Feminism Gender And Universities written by Miriam E. David and has been published by Routledge this book supported file pdf, txt, epub, kindle and other format this book has been release on 2016-04-15 with Social Science categories.


Feminism, Gender and Universities demonstrates the positive and robust impacts that feminism has had on higher education, through the eyes and in the words of the participants in changing political and social processes.
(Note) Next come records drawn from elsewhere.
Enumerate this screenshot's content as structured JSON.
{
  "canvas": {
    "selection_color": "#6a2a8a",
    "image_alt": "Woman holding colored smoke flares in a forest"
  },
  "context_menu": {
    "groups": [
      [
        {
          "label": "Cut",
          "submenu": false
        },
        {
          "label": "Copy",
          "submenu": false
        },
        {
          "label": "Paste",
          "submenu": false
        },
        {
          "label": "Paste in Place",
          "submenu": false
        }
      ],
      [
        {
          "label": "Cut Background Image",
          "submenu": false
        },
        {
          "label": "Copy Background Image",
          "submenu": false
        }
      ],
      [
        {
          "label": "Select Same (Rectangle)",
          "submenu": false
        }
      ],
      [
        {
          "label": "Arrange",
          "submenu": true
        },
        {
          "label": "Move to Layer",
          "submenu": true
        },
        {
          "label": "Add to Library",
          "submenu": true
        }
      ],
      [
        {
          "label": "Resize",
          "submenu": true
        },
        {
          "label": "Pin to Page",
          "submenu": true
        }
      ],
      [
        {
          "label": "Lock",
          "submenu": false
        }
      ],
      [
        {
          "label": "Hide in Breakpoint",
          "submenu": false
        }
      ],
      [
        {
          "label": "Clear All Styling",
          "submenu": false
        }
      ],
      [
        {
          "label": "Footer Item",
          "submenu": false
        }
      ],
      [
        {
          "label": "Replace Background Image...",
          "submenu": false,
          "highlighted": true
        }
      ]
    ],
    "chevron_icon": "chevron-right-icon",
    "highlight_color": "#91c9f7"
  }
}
Drawing on the ’collective biography’ of leading feminist scholars from around the world and current evidence relating to gender equality in education, this book employs methods including biographies, life histories, and narratives to show how the feminist project to transform women’s lives in the direction of gender and social equality became an educational and pedagogical one. Through careful attention to the ways in which feminism has transformed feminist academic women’s lives, the author explores the importance of education in changing socio-political contexts, raising questions about further changes that are necessary. Delving into the deeper and more ’hidden’ echelons of education, the book examines the contested nature of current managerial or business approaches to university and education, revealing these to be incompatible with feminist thought. A plea for more careful attention to education and the ways in which the processes of knowledge-making influence (and are influenced by) gender and sexual relations, Feminism, Gender and Universities will appeal to scholars across the social sciences with interests in gender, pedagogy and modern academic life.